Thalasinos identified Farook by name and told her Farook believed Islam was a peaceful religion.
She added that Farook said Americans don't understand Islam.
Stephens says both men worked as county restaurant inspectors and regularly discussed politics and religion. Thalasinos identified as a Messianic Jew and was passionate about pro-Israel causes.
Thalasinos' wife, Jennifer Thalasinos, told The New York Times that her husband had talked about Farook but never said anything negative.
The report comes as Southland religious leaders gathered Thursday with public and police officials to issue a call for people to avoid reacting to the mass shooting in San Bernardino by lashing out or condemning any religious or ethnic groups.
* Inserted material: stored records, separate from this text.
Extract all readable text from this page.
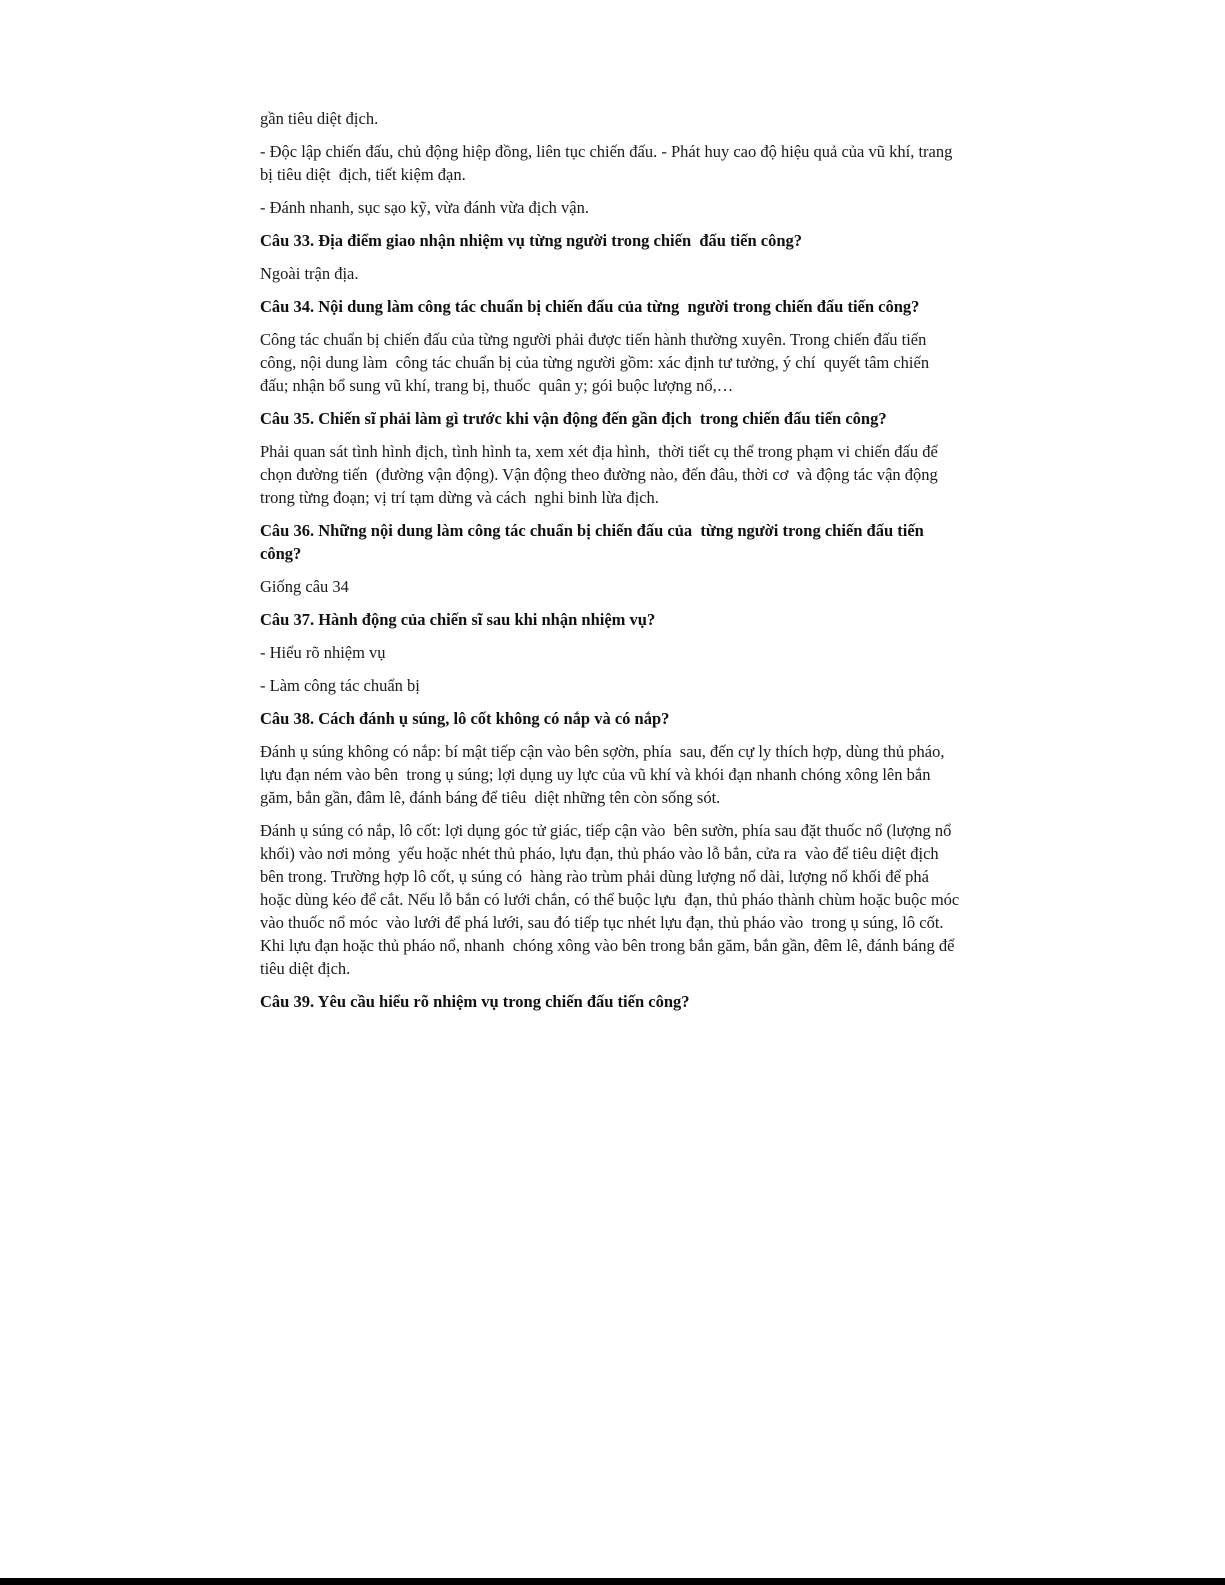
gần tiêu diệt địch.

- Độc lập chiến đấu, chủ động hiệp đồng, liên tục chiến đấu. - Phát huy cao độ hiệu quả của vũ khí, trang bị tiêu diệt  địch, tiết kiệm đạn.

- Đánh nhanh, sục sạo kỹ, vừa đánh vừa địch vận.

Câu 33. Địa điểm giao nhận nhiệm vụ từng người trong chiến  đấu tiến công?

Ngoài trận địa.

Câu 34. Nội dung làm công tác chuẩn bị chiến đấu của từng  người trong chiến đấu tiến công?

Công tác chuẩn bị chiến đấu của từng người phải được tiến hành thường xuyên. Trong chiến đấu tiến công, nội dung làm  công tác chuẩn bị của từng người gồm: xác định tư tưởng, ý chí  quyết tâm chiến đấu; nhận bổ sung vũ khí, trang bị, thuốc  quân y; gói buộc lượng nổ,…

Câu 35. Chiến sĩ phải làm gì trước khi vận động đến gần địch  trong chiến đấu tiến công?

Phải quan sát tình hình địch, tình hình ta, xem xét địa hình,  thời tiết cụ thể trong phạm vi chiến đấu để chọn đường tiến  (đường vận động). Vận động theo đường nào, đến đâu, thời cơ  và động tác vận động trong từng đoạn; vị trí tạm dừng và cách  nghi binh lừa địch.

Câu 36. Những nội dung làm công tác chuẩn bị chiến đấu của  từng người trong chiến đấu tiến công?

Giống câu 34

Câu 37. Hành động của chiến sĩ sau khi nhận nhiệm vụ?

- Hiểu rõ nhiệm vụ

- Làm công tác chuẩn bị

Câu 38. Cách đánh ụ súng, lô cốt không có nắp và có nắp?

Đánh ụ súng không có nắp: bí mật tiếp cận vào bên sợờn, phía  sau, đến cự ly thích hợp, dùng thủ pháo, lựu đạn ném vào bên  trong ụ súng; lợi dụng uy lực của vũ khí và khói đạn nhanh chóng xông lên bắn găm, bắn gần, đâm lê, đánh báng để tiêu  diệt những tên còn sống sót.

Đánh ụ súng có nắp, lô cốt: lợi dụng góc tử giác, tiếp cận vào  bên sườn, phía sau đặt thuốc nổ (lượng nổ khối) vào nơi mỏng  yếu hoặc nhét thủ pháo, lựu đạn, thủ pháo vào lỗ bắn, cửa ra  vào để tiêu diệt địch bên trong. Trường hợp lô cốt, ụ súng có  hàng rào trùm phải dùng lượng nổ dài, lượng nổ khối để phá  hoặc dùng kéo để cắt. Nếu lỗ bắn có lưới chắn, có thể buộc lựu  đạn, thủ pháo thành chùm hoặc buộc móc vào thuốc nổ móc  vào lưới để phá lưới, sau đó tiếp tục nhét lựu đạn, thủ pháo vào  trong ụ súng, lô cốt. Khi lựu đạn hoặc thủ pháo nổ, nhanh  chóng xông vào bên trong bắn găm, bắn gần, đêm lê, đánh báng để tiêu diệt địch.

Câu 39. Yêu cầu hiểu rõ nhiệm vụ trong chiến đấu tiến công?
Rev. Ed Bacon of All Saints Church in Pasadena joined with other faith leaders and public officials at the Los Angeles headquarters of the Muslim Public Affairs Council to not only offer prayers and support for the victims of Wednesday's shooting, but to also call for the community to come together.
"Peace and justice will simply not descend from above," said Bacon. "Peace and justice comes as a result of people working in partnership and organizing across interfaith lines to say we will work for justice and we will work for peace."
Los Angeles Police Department Deputy Chief Michael Downing, head of the department's anti-terrorism efforts, also took part in the rally and said the shooting should also be a reminder that everyone needs to remain vigilant and speak up if they see
activity that could be considered suspicious.
"We need the community's help in any type of suspicious behavior they observe," he said, stressing that such reporting is "not about stereotyping people," it's about "the behavior they're involved in."